Éviter les représailles
Un article qui annonce une “heure de vérité” sur l’attitude de Pie XII en 1939 et 1945 considère que, dans ses discours d’alors, “le Pape s’en tient à des formulations générales”. Cependant, il reconnaît le “cas de conscience tragique” du Pape : “Devenue publique, sa protestation contre l’Allemagne nazie risquerait d’entraîner des représailles.” Et il cite le précédent des rafles effectuées contre les juifs aux Pays-Bas en juillet 1942, après une protestation des évêques de ce pays… Édith Stein en fut victime. Toutefois, on cible “la méthode Pacelli” en deux phrases : “Ses interventions ne manquent pas, mais elles passent toutes par le canal des chancelleries et des Églises locales. Le monde avait besoin d’un prophète, mais c’est un diplomate qui a été élu à la tête de l’Église.” Ici, on semble oublier ou minimiser le contenu de l’encyclique de 1937 “Mit brennender Sorge”, ce manifeste antinazi dont le susnommé Eugenio Pacelli, devenu depuis lors le pape Pie XII, fut le principal auteur, à la demande de Pie XI… Peut-être Pie XII fut-il successivement prophète et diplomate… La logique des Béatitudes.
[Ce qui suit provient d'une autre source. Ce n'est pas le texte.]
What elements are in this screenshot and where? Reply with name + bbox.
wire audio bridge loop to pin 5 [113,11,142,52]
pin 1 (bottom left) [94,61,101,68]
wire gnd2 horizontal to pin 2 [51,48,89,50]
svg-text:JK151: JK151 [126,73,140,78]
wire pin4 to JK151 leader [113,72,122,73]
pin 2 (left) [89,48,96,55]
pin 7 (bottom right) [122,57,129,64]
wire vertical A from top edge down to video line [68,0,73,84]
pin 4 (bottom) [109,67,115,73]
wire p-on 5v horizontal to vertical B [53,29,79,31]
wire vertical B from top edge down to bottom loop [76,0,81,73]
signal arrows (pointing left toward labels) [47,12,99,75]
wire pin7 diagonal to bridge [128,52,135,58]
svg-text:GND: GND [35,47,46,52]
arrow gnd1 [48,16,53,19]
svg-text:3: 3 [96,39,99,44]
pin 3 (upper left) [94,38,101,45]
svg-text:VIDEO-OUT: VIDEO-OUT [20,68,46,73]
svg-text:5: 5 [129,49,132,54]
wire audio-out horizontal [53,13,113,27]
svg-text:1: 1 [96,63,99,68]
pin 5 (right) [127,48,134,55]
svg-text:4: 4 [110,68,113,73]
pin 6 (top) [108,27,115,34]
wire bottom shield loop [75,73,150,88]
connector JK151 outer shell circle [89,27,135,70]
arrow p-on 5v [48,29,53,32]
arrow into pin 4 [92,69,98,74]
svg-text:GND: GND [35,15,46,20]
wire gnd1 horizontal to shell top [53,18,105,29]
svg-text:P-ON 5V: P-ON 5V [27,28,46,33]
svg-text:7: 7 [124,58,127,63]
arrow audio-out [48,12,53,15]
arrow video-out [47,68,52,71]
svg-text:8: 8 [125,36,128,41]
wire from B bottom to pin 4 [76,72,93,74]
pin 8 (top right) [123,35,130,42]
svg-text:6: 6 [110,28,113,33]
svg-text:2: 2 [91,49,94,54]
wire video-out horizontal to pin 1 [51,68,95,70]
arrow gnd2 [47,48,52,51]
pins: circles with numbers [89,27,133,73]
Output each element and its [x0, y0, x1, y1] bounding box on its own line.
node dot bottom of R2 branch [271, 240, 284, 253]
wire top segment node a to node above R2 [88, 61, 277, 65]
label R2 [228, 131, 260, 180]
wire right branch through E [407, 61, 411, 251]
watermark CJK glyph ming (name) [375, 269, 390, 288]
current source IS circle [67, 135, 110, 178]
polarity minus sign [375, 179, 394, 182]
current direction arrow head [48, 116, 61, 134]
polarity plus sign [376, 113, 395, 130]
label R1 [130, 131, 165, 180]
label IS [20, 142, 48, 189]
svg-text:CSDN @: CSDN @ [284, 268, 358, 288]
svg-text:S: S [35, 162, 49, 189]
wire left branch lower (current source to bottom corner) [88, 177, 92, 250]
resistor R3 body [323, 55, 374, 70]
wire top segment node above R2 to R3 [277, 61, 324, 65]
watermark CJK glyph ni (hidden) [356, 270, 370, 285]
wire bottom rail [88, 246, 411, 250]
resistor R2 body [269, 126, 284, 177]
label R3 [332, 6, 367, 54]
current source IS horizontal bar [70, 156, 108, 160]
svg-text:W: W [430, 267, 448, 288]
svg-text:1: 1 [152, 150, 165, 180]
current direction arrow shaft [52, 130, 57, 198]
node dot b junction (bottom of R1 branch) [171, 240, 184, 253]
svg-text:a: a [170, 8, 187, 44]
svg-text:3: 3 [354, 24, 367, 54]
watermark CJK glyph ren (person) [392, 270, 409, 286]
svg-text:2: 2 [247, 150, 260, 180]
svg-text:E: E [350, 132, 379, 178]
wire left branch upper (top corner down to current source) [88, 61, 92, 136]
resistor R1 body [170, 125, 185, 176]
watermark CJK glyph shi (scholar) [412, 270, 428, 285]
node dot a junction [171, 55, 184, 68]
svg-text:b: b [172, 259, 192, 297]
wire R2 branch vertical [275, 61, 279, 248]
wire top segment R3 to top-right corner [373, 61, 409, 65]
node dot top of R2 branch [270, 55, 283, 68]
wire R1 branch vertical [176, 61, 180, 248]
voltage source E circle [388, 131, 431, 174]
Cependant, en octobre 1943, devant la menace de la rafle des Juifs de Rome par les nazis, Pie XII a préféré les actes aux paroles : il a ordonné et organisé l’hébergement d’un maximum de ces hommes et de ces femmes dans les couvents romains. Une action parfois ressentie comme prophétique. La communauté juive l’en a publiquement remercié, jusqu’après sa mort en 1958. Le reste n’est que champ d’investigation pour historiens : ils feront peut-être la part des calomnies répétées et de la réalité d’une époque difficile. “Heureux serez-vous lorsqu’on vous insultera, qu’on vous persécutera et qu’on dira faussement de vous toute sorte de mal à cause de moi” (Mt 5, 11) : jusqu’à aujourd’hui, la destinée de Pie XII s’inscrit dans cette logique des Béatitudes de l’Évangile.